次の瞬間光の中には臣が現れており、朱里を大事そうに抱え上げていた。
「うちの子が世話になったようだね」
いつもよりかなり低い声で威嚇しながら、二人に言った。
「ゼロか。かの組織の総裁自ら登場とはな…」
剋苑は面白そうに言った。
それに臣はますます不機嫌になっていく。
「元だよ。そちらもおいたが過ぎるんじゃないか?こんな用意周到な罠まで仕掛けて」
その言葉に剋苑は「くっくっくっ」と笑った。
「お前のことだ、分かっていて乗って来たのだろう?」
「貴様が関わっていると分かったら、この子を行かせることなどしなかった」
吐き捨てるように、言う臣に剋苑は再び可笑しそうに笑った。
「その娘がやはりお前の後継者なのか?」
剋苑はそう問うたが、臣は心底嫌そうな顔をして答えた。
「そんなこと、お前には関係ないことだろう?」
その答えに、剋苑はふっと笑った。
「そうだな。

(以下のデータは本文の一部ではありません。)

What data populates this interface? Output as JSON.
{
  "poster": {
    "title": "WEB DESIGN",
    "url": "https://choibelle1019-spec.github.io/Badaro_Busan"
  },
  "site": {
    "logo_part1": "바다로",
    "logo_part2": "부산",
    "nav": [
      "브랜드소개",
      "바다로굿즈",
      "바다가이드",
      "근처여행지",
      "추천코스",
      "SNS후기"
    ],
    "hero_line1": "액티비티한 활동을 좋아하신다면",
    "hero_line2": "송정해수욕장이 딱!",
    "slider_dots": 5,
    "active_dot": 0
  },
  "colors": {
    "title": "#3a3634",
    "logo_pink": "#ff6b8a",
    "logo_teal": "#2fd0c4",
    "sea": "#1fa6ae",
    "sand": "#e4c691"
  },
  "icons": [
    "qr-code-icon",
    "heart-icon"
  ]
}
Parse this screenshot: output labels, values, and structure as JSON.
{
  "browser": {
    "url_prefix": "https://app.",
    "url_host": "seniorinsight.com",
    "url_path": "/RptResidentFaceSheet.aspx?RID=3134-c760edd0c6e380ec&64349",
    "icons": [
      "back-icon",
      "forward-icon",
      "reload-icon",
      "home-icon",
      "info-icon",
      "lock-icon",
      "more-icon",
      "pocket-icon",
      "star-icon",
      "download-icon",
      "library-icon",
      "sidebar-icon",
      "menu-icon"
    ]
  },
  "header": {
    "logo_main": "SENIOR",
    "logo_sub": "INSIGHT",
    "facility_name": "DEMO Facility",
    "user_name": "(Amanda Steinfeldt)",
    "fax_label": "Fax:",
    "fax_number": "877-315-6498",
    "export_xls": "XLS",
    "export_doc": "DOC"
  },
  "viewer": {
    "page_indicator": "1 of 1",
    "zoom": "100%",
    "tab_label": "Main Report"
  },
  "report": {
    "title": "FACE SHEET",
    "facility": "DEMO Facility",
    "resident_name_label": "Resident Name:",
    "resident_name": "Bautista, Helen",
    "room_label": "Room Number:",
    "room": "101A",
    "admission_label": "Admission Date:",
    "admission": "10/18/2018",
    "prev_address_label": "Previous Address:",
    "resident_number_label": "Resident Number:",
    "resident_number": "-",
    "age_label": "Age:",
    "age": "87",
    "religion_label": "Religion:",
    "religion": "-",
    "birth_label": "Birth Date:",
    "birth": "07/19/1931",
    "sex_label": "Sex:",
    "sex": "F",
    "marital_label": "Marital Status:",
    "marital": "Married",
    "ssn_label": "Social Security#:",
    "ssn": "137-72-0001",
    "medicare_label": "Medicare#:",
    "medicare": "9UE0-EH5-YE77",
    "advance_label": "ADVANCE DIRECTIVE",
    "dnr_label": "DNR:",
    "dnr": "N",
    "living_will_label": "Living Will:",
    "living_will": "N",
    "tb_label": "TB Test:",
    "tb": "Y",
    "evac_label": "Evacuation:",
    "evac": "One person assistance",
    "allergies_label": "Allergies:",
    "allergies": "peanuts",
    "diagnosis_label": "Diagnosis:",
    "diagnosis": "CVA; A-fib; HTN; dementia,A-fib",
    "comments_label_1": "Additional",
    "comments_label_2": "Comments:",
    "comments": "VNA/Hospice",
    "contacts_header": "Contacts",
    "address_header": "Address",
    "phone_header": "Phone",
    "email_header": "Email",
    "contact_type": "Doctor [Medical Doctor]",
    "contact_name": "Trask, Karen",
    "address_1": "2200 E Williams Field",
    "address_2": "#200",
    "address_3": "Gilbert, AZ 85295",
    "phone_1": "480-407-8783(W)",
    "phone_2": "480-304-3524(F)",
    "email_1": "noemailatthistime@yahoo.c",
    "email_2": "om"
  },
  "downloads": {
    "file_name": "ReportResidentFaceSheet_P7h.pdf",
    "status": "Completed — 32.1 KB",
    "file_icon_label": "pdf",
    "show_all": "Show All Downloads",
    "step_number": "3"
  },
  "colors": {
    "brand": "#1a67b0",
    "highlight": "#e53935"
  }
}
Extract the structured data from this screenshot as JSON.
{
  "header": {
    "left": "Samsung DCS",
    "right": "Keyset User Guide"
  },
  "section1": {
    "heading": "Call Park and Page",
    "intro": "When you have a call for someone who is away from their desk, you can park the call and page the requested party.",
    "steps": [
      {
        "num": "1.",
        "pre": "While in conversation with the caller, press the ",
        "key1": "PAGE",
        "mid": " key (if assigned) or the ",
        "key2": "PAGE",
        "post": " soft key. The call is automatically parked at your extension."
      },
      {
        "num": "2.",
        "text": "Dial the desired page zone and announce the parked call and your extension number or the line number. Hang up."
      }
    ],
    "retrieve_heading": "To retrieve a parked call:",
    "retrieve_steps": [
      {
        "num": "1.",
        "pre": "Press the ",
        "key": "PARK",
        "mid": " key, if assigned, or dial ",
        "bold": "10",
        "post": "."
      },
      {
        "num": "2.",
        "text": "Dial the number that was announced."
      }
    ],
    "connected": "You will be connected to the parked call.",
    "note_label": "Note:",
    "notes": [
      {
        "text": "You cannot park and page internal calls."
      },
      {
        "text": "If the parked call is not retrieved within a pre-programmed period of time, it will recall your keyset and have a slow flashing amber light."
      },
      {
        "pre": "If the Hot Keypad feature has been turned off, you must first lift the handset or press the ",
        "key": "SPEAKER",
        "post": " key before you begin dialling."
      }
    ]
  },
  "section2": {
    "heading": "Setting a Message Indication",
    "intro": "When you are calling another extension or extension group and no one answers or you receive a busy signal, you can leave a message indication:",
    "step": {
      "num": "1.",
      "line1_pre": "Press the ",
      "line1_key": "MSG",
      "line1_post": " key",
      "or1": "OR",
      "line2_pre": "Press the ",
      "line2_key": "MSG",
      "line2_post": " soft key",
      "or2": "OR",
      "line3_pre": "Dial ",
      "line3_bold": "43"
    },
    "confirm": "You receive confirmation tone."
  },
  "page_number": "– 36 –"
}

しかし、その娘、我も気にいった。いつしか迎えに来るとしよう。それまで、大事に育てるがいい」
そう言い捨てると、指を鳴らした。次の瞬間大量のムシが剋苑と飛鳥をとり囲み、次の瞬間ムシ達もろとも消えていた。
「誰が…。つぎに会った時にはぶっ殺してやる」
殺意むき出しの顔で、二人が消えた空間を睨んで吐き捨てた。
「う…臣さん…」
その時、朱里が意識を取り戻したように身じろいだ。
「朱里」
臣は先程剋苑達に対する態度とは、180度変えていとおしそうに朱里の名を呼んだ。
「ん…なんか合った…?」
夢うつつのままで、何が起こったのかまだ理解出来なかったようだ。ただ、優しい緑の光に包まれて、朱里は心地よさを感じていた。
「何もないよ。さあ、今はまだお休み」
臣は綺麗な笑みを浮かべて、朱里にささやいていた。
「うん…」
そのまま、安心したかのように、再び眠り始めた。
「そう、まだ知らなくてもいいのだよ…まだね」
囁くように、朱里に言う。
それは、彼女の過酷な運命から、少しでも遠ざけようとするようにも思えた。
「やはりその子が、貴方の後継者なのね?」
そう言うのは、どこからともなく現れたナナだった。
途端に臣は険しい顔に戻った。
「組織に報告するのか?」
ナナの問いには答えずに聞いた。
「ふふふ、貴方に借りを作るのもいいわね」
楽しそうにナナは言った。
「お前もくえない女だなぁ」
その借りがどのような大きな物になるかは、臣は想像する気もならなかった。
ただ今はまだ、この子が過酷な運命に出会うその日が、少しでも遅ければいいと願うのみだった。